Working in an academic library I hear a lot about the Research Evaluation Framework (REF), which is basically how funding decisions are made for research in Universities.   As said on the Ref home page: “The assessment provides accountability for public investment in research and produces evidence of the benefits of this investment”. Which I guess is a fancier and more money-focused way of saying what I said above.   Clearly, altmetrics will play a significant part in proving the worth of areas of research, particularly with the shift to Open Access that is also being hustled along by the REF.

As we discussed in our DITA lecture, altmetrics cannot be relied upon for the whole picture.  Tools such as Altmetric rely on documents having DOIs, and also due to the ever-shifting nature of social media, results are not stable, they will only ever provide a snapshot for a moment in time.  Five minutes later, things could be different.  Not only that, but the way that we share things on social media can often be flippant and superficial; i.e. just because I share a link doesn’t mean I’ve really read it.  However, as Ernesto Priego points out on the Altmetric blog, using altmetrics often (but not always) means you can pinpoint data such as the geolocation of the person sharing the link, which can give added weight to the significance of the share.

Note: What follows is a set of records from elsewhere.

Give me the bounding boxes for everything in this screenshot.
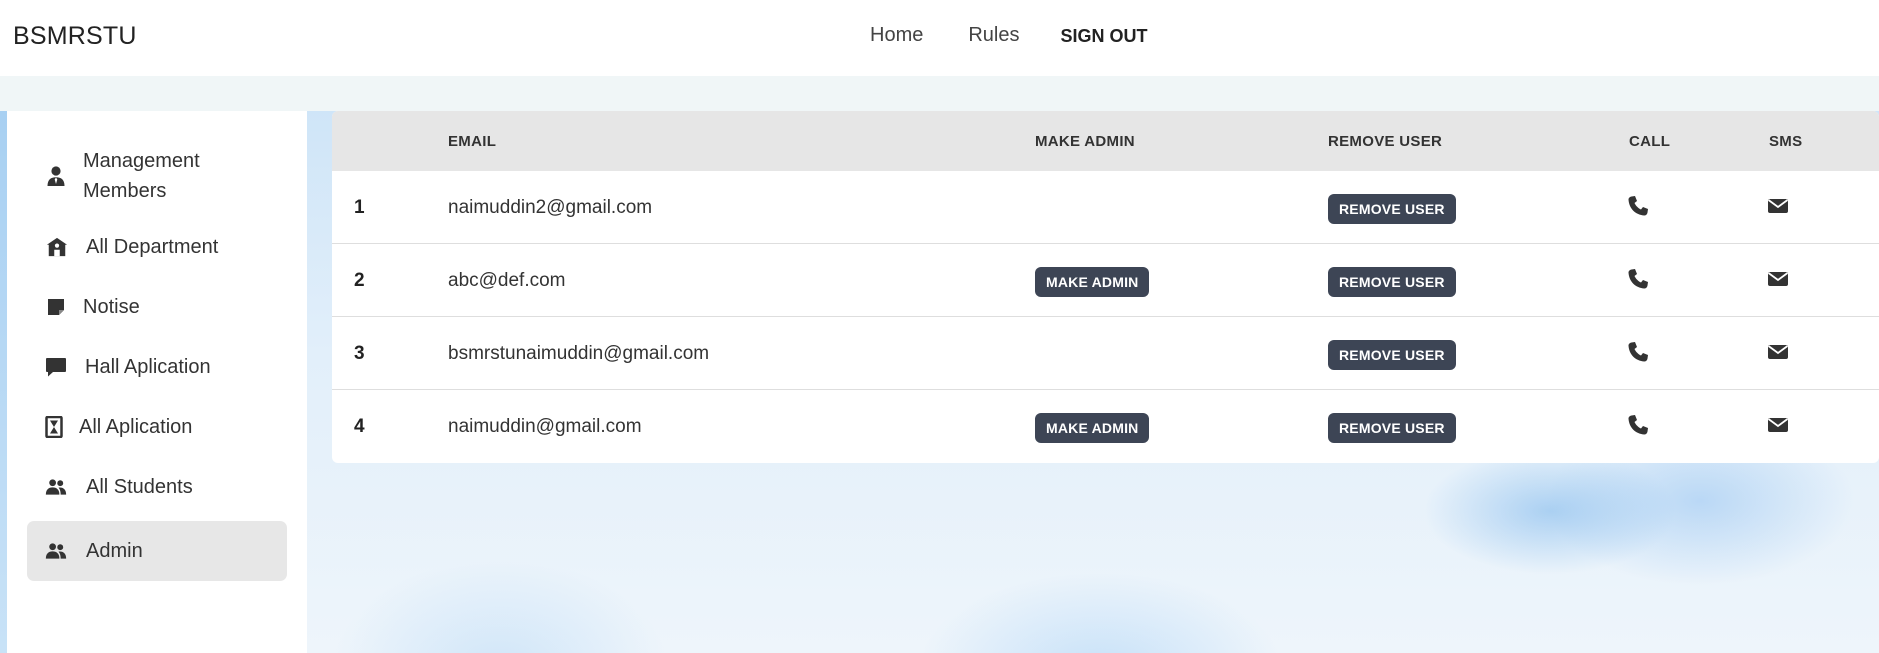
- sidebar-item-label: Management Members: [83, 150, 200, 202]
- sidebar: Management Members All Department Notise…: [7, 111, 307, 653]
- phone-icon[interactable]: [1627, 268, 1651, 292]
- phone-icon[interactable]: [1627, 195, 1651, 219]
- remove-user-button[interactable]: REMOVE USER: [1328, 413, 1456, 443]
- sidebar-item-notise[interactable]: Notise: [27, 292, 287, 322]
- table-header: EMAIL MAKE ADMIN REMOVE USER CALL SMS: [332, 111, 1879, 171]
- envelope-icon[interactable]: [1767, 195, 1791, 219]
- table-row: 3 bsmrstunaimuddin@gmail.com REMOVE USER: [332, 317, 1879, 390]
- sidebar-item-all-students[interactable]: All Students: [27, 472, 287, 502]
- phone-icon[interactable]: [1627, 341, 1651, 365]
- sidebar-item-label: Hall Aplication: [85, 356, 211, 378]
- table-row: 4 naimuddin@gmail.com MAKE ADMIN REMOVE …: [332, 390, 1879, 463]
- row-number: 2: [354, 270, 365, 291]
- users-icon: [45, 476, 67, 498]
- column-header-call: CALL: [1629, 133, 1671, 150]
- make-admin-button[interactable]: MAKE ADMIN: [1035, 267, 1150, 297]
- row-number: 1: [354, 197, 365, 218]
- row-email: bsmrstunaimuddin@gmail.com: [448, 343, 710, 364]
- brand-logo[interactable]: BSMRSTU: [13, 22, 137, 51]
- users-table: EMAIL MAKE ADMIN REMOVE USER CALL SMS 1 …: [332, 111, 1879, 463]
- remove-user-button[interactable]: REMOVE USER: [1328, 340, 1456, 370]
- phone-icon[interactable]: [1627, 414, 1651, 438]
- sidebar-item-label: All Students: [86, 476, 193, 498]
- sign-out-link[interactable]: SIGN OUT: [1061, 24, 1148, 47]
- sidebar-item-all-aplication[interactable]: All Aplication: [27, 412, 287, 442]
- sidebar-item-label: All Aplication: [79, 416, 193, 438]
- column-header-remove-user: REMOVE USER: [1328, 133, 1443, 150]
- remove-user-button[interactable]: REMOVE USER: [1328, 267, 1456, 297]
- column-header-email: EMAIL: [448, 133, 497, 150]
- school-icon: [46, 236, 68, 258]
- sidebar-item-label: Notise: [83, 296, 140, 318]
- nav-links: Home Rules SIGN OUT: [870, 24, 1148, 47]
- top-navbar: BSMRSTU Home Rules SIGN OUT: [0, 0, 1879, 76]
- remove-user-button[interactable]: REMOVE USER: [1328, 194, 1456, 224]
- row-email: naimuddin2@gmail.com: [448, 197, 653, 218]
- user-tie-icon: [45, 165, 67, 187]
- envelope-icon[interactable]: [1767, 268, 1791, 292]
- sub-header-bar: [0, 76, 1879, 111]
- sidebar-item-hall-aplication[interactable]: Hall Aplication: [27, 352, 287, 382]
- users-icon: [45, 540, 67, 562]
- table-row: 1 naimuddin2@gmail.com REMOVE USER: [332, 171, 1879, 244]
- envelope-icon[interactable]: [1767, 414, 1791, 438]
- row-number: 3: [354, 343, 365, 364]
- comment-icon: [45, 356, 67, 378]
- sidebar-item-label: Admin: [86, 540, 143, 562]
- row-email: naimuddin@gmail.com: [448, 416, 642, 437]
- column-header-sms: SMS: [1769, 133, 1803, 150]
- row-email: abc@def.com: [448, 270, 566, 291]
- table-row: 2 abc@def.com MAKE ADMIN REMOVE USER: [332, 244, 1879, 317]
- nav-rules-link[interactable]: Rules: [968, 24, 1019, 47]
- left-edge-strip: [0, 111, 7, 653]
- sidebar-item-admin[interactable]: Admin: [27, 521, 287, 581]
- sidebar-item-label: All Department: [86, 236, 219, 258]
- nav-home-link[interactable]: Home: [870, 24, 923, 47]
- hourglass-icon: [43, 416, 65, 438]
- row-number: 4: [354, 416, 365, 437]
- column-header-make-admin: MAKE ADMIN: [1035, 133, 1135, 150]
- sticky-note-icon: [45, 296, 67, 318]
- make-admin-button[interactable]: MAKE ADMIN: [1035, 413, 1150, 443]
- sidebar-item-all-department[interactable]: All Department: [27, 232, 287, 262]
- envelope-icon[interactable]: [1767, 341, 1791, 365]
- sidebar-item-management-members[interactable]: Management Members: [27, 146, 287, 206]
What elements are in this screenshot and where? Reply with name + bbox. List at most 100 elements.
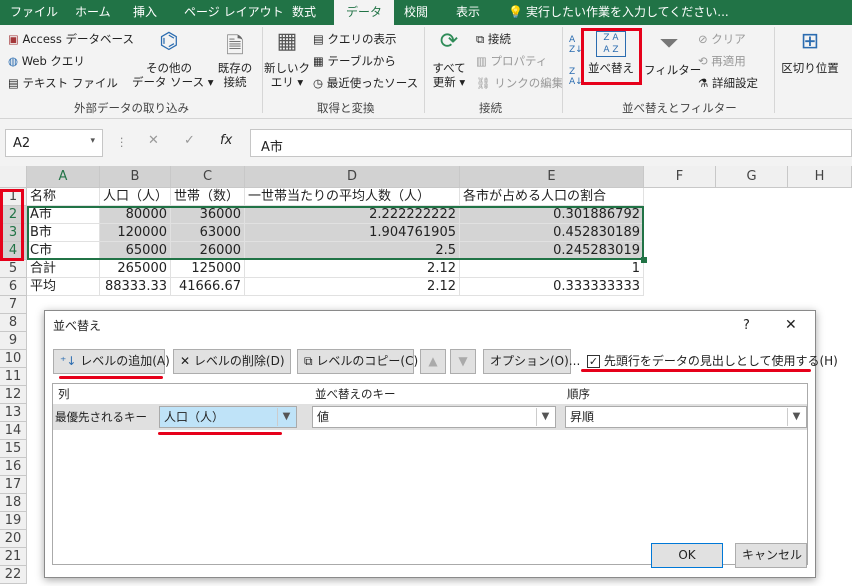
row-header[interactable]: 15 xyxy=(0,440,27,458)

AltmetricsUsing Altmetric Explorer last week was an interesting experience.  I was a bit frustrated that the keyword search didn’t seem particularly accurate, for example, I wanted to search for mentions of “Aotearoa”, which is the Maori word for “New Zealand”, as I thought it would cut out the chances of picking up articles about “Zealand” in Denmark. However, despite the uniqueness of the name, some of the articles returned did not contain the word, or even have anything to do with NZ at all.  I couldn’t get to the bottom of this. Also I noticed that mostly Science-based journals were being discovered, but I guess this is probably due to the these journals having a higher proportion of DOIs over journals in the humanities and literature, which is probably where I was more likely to find the topics I was interested in.  One thing I wondered about what whether there was any kind of correlation between how “populist” the article topic was, and what kind of social media was used to share it, e.g. perhaps including Pintrest and Tumblr in my search scope would reveal something rather different than if I stuck to news sites and blogs…however, it was difficult for me to judge that from the results I received (partly because the notion of what’s “populist” is subjective I think).

Looking at the Altmetric “doughnuts” was far more pleasing and easy to take in at a glance than using Excel spreadsheets, and I will definitely be going back to this tool and hopefully will be able to get more out of it with practice.